Am 22. Juni haben SPD und Grüne in Düsseldorf ihre Verhandlungen zur Bildung einer gemeinsamen Minderheitsregierung aufgenommen. In verschiedenen Verhandlungsgruppen wird ein Koalitionsvertrag erarbeitet. Dabei geht es auch um Fragen der direkten Demokratie und des Wahlrechts in Nordrhein-Westfalen. SPD und Grüne haben hier an mehreren Stellen programmatische Gemeinsamkeiten.
Für die Landesebene wollen Sozialdemokraten wie Grüne die Vereinfachung von Volksbegehren. Beide Parteien forderten in ihren Programmen zur Landtagswahl die Einführung der freien Unterschriftensammlung für Volksbegehren. Bisher können sich Bürger hierfür nur in den Rathäusern eintragen. Bei der freien Unterschriftensammlung könnten Volksbegehren auch an Infoständen oder bei Veranstaltungen unterzeichnet werden. Auch die knappe Eintragungsfrist von nur acht Wochen wollen SPD und Grüne verlängern. Die SPD fordert eine Ausdehnung der Frist auf zwölf Wochen, die Grünen wollen den Initiatoren eines Volksbegehrens sogar ein halbes Jahr zur Sammlung der nötigen Unterschriften lassen.
Bei kommunalen Bürgerentscheiden wollen SPD und Grüne die Abstimmungshürde senken.

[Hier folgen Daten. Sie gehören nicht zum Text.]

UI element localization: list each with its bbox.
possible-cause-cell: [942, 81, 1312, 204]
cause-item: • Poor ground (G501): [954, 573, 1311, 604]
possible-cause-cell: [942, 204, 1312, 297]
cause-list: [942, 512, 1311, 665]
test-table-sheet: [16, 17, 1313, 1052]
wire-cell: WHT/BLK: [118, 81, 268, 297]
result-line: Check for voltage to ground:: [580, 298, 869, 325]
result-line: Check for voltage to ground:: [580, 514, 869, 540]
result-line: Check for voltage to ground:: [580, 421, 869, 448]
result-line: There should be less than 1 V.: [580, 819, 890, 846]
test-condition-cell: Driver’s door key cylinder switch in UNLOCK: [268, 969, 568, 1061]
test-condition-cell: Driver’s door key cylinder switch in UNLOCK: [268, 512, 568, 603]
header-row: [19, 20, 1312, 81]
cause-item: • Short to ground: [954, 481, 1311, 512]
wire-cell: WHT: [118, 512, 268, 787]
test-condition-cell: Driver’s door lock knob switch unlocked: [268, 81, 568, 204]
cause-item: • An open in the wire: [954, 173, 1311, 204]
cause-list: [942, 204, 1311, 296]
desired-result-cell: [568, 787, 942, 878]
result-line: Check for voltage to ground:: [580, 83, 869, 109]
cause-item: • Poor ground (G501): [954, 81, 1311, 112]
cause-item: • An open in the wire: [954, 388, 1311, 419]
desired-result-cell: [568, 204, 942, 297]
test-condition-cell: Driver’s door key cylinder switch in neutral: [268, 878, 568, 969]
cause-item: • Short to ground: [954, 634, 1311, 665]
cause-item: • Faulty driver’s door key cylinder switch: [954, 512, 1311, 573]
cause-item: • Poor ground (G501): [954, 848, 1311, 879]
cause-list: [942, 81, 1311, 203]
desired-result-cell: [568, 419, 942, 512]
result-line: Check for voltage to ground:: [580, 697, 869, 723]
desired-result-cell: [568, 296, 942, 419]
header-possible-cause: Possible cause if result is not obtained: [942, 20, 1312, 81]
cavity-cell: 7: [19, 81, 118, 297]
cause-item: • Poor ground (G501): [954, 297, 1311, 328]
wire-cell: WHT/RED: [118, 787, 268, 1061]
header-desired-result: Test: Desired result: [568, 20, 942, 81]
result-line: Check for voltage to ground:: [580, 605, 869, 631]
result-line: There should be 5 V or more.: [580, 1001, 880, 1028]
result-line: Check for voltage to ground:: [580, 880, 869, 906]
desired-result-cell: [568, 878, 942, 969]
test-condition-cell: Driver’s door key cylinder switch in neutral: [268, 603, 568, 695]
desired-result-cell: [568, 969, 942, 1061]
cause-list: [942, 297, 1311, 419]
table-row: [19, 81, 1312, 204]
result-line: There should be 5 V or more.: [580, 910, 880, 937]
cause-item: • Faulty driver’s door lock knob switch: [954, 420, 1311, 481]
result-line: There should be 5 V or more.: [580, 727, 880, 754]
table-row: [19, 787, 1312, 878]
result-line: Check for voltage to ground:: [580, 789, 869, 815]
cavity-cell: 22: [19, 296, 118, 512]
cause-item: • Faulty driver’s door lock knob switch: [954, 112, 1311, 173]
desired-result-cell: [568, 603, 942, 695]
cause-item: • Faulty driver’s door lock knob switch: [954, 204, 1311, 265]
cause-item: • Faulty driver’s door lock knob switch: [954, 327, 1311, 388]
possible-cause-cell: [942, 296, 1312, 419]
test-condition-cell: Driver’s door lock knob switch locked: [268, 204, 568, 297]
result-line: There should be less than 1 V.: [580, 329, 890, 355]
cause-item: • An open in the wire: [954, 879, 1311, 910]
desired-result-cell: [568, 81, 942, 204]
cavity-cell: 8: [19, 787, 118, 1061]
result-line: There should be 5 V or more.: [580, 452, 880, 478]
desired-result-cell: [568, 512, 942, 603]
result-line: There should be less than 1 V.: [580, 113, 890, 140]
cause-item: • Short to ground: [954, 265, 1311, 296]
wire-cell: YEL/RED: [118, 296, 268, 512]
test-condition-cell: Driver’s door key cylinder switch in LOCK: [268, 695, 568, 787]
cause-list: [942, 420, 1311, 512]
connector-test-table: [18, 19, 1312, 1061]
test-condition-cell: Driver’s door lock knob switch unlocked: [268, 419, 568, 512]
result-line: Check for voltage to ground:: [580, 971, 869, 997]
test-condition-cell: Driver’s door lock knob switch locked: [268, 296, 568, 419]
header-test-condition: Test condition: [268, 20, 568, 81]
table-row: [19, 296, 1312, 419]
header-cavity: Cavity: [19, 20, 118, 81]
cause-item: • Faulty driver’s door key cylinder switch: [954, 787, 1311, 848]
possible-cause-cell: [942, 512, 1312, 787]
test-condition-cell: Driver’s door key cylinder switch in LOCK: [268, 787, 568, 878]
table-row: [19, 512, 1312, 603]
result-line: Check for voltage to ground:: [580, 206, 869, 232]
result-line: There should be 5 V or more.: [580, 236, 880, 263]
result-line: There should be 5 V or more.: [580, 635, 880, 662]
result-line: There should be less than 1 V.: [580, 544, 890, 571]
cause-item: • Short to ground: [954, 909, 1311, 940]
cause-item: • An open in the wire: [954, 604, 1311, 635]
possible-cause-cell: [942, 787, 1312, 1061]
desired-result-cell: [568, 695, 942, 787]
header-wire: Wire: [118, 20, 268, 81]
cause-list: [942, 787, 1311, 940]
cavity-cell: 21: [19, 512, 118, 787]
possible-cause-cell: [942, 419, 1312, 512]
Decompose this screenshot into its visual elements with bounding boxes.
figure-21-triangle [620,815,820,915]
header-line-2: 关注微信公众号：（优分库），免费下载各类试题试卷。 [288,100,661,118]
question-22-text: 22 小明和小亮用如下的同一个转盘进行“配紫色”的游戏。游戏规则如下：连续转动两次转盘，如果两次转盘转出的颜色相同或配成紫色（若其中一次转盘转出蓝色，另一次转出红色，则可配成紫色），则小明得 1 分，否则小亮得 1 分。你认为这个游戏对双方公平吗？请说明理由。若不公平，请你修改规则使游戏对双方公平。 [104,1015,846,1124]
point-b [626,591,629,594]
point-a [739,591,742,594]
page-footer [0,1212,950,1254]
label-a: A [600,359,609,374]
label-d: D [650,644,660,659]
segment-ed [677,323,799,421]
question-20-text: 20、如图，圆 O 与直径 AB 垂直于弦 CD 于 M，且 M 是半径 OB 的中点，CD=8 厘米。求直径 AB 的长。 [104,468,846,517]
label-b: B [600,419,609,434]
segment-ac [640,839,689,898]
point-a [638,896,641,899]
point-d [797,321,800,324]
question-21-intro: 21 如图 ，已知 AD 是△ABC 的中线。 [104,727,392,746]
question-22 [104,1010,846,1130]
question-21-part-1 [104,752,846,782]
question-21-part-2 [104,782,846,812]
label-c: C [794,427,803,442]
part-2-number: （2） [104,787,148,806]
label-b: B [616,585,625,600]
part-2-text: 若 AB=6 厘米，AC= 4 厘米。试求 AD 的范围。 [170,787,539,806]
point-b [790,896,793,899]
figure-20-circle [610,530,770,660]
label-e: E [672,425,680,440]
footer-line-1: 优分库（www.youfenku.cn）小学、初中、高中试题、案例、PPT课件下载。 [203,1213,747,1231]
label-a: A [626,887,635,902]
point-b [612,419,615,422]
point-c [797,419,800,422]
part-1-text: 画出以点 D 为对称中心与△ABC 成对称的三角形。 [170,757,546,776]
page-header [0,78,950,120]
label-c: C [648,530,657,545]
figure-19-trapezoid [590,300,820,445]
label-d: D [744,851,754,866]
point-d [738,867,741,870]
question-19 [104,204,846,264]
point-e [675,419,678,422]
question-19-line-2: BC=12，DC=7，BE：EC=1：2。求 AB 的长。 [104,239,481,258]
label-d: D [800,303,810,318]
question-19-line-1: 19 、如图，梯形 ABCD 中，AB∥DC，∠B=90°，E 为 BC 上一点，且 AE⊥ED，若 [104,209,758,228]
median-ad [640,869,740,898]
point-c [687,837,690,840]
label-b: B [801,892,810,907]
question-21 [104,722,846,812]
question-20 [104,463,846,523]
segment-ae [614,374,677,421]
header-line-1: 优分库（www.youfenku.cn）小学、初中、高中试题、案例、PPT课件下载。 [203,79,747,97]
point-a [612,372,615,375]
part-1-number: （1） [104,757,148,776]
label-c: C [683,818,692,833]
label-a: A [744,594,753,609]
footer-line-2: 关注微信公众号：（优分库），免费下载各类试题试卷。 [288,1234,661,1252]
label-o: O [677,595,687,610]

Bisher ist ein Bürgerbegehren im Bürgerentscheid nur dann erfolgreich, wenn es eine Mehrheit der Abstimmenden hinter sich versammeln kann und diese gleichzeitig mindestens 20 Prozent aller Stimmberechtigten ausmacht. An dieser Hürde scheitert in NRW jedes zweite zur Abstimmung kommende Bürgerbegehren. Die SPD will das Quorum deshalb nach Gemeindegröße staffeln, so dass die Hürde in größeren Städten prozentual niedriger liegt als in kleinen Gemeinden. Die Grünen wollen das Zustimmungsquorum in ein Beteiligungsquorum umwandeln. Danach soll für die Gültigkeit eines Bürgerentscheids in Zukunft je nach Gemeindegröße die Beteiligung von 10 bzw. 15 Prozent der Stimmberechtigten an der Abstimmung reichen.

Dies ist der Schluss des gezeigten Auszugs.